Washington has repeatedly accused China of misusing American intellectual property to facilitate its own tech advancement.

As the largest patent holder in China, Huawei has come under particularly intense scrutiny. In February 2020, the U.S. Justice Department pressed charges against the company for allegedly stealing IP from six American companies, including source code, user manuals for internet routers, robot-testing technology and antenna technology.

Washington has long flagged Huawei as a national security threat, citing its alleged links with the Chinese military and government, and has moved to cut off all non-licensed vital chip supplies to Huawei if their products involve any American technologies. Huawei has consistently denied the allegations.

China has made 5G technology deployment a priority of its new infrastructure initiative since early 2020, trying to use the rollout to drive the local economy amid the pandemic.

Beijing's 5G acceleration provided Huawei with significant support as the Chinese tech giant encountered headwinds in overseas markets due to Washington's crackdown.

Huawei's smartphone business lost nearly 3 percentage points in global market share in 2020, but its telecom equipment business, where the company's key technologies lies, remained global No. 1 with a 31% share, up from the 28% it held in 2019, thanks to Huawei gaining market share in China, according to research agency Dell'Oro Group.

The Chinese tech giant has sought technologies beyond smartphones and its other existing products as a means to survive in the longer term.
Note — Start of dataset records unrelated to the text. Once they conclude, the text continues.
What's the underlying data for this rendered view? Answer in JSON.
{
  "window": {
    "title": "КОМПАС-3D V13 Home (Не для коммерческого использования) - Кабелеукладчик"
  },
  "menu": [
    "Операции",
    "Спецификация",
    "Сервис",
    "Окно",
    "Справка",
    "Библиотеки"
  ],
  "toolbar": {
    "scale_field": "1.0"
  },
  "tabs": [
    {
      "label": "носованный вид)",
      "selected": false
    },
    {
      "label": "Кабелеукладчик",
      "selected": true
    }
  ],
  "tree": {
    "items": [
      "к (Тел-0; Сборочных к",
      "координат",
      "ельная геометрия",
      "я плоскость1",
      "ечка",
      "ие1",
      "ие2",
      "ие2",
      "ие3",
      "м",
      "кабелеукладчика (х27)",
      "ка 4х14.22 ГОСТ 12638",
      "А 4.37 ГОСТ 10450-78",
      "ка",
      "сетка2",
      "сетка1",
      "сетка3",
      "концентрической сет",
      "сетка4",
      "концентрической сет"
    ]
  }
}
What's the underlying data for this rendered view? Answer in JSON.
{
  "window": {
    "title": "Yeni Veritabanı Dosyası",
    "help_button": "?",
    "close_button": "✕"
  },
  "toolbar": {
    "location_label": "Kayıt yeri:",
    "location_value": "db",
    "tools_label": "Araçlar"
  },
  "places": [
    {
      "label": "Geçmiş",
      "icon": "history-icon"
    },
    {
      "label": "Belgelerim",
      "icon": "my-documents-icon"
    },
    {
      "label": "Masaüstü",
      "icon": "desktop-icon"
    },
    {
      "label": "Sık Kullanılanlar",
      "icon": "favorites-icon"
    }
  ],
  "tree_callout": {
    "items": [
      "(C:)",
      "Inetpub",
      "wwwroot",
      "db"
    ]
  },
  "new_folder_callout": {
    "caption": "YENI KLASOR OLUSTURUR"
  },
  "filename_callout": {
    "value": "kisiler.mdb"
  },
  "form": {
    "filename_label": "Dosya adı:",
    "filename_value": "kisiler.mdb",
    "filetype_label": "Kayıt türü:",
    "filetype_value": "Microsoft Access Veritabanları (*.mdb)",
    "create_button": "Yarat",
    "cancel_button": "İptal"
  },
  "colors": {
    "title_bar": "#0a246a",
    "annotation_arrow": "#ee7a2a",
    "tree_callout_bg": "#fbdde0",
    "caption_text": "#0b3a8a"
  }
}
Its research and development investments totaled 131.7 billion yuan ($20.26 billion) in 2019, the latest available number, accounting for 15.3% of its annual revenue -- up from 13.86% in 2018.

From 2010 to 2019, Huawei's total R&D investment exceeded 600 billion yuan. As of the end of 2020, Huawei had 105,000 R&D employees, or roughly 53.4% of the company's workforce. In 2018, around 80,000 of its employees were involved in R&D, according to its annual report.

"Research and innovation are Huawei's bread and butter. Moving forward, we will shift from technology and engineering-oriented innovation to focus more on driving breakthroughs in basic research and inventing new fundamental technologies," the company said in the white paper.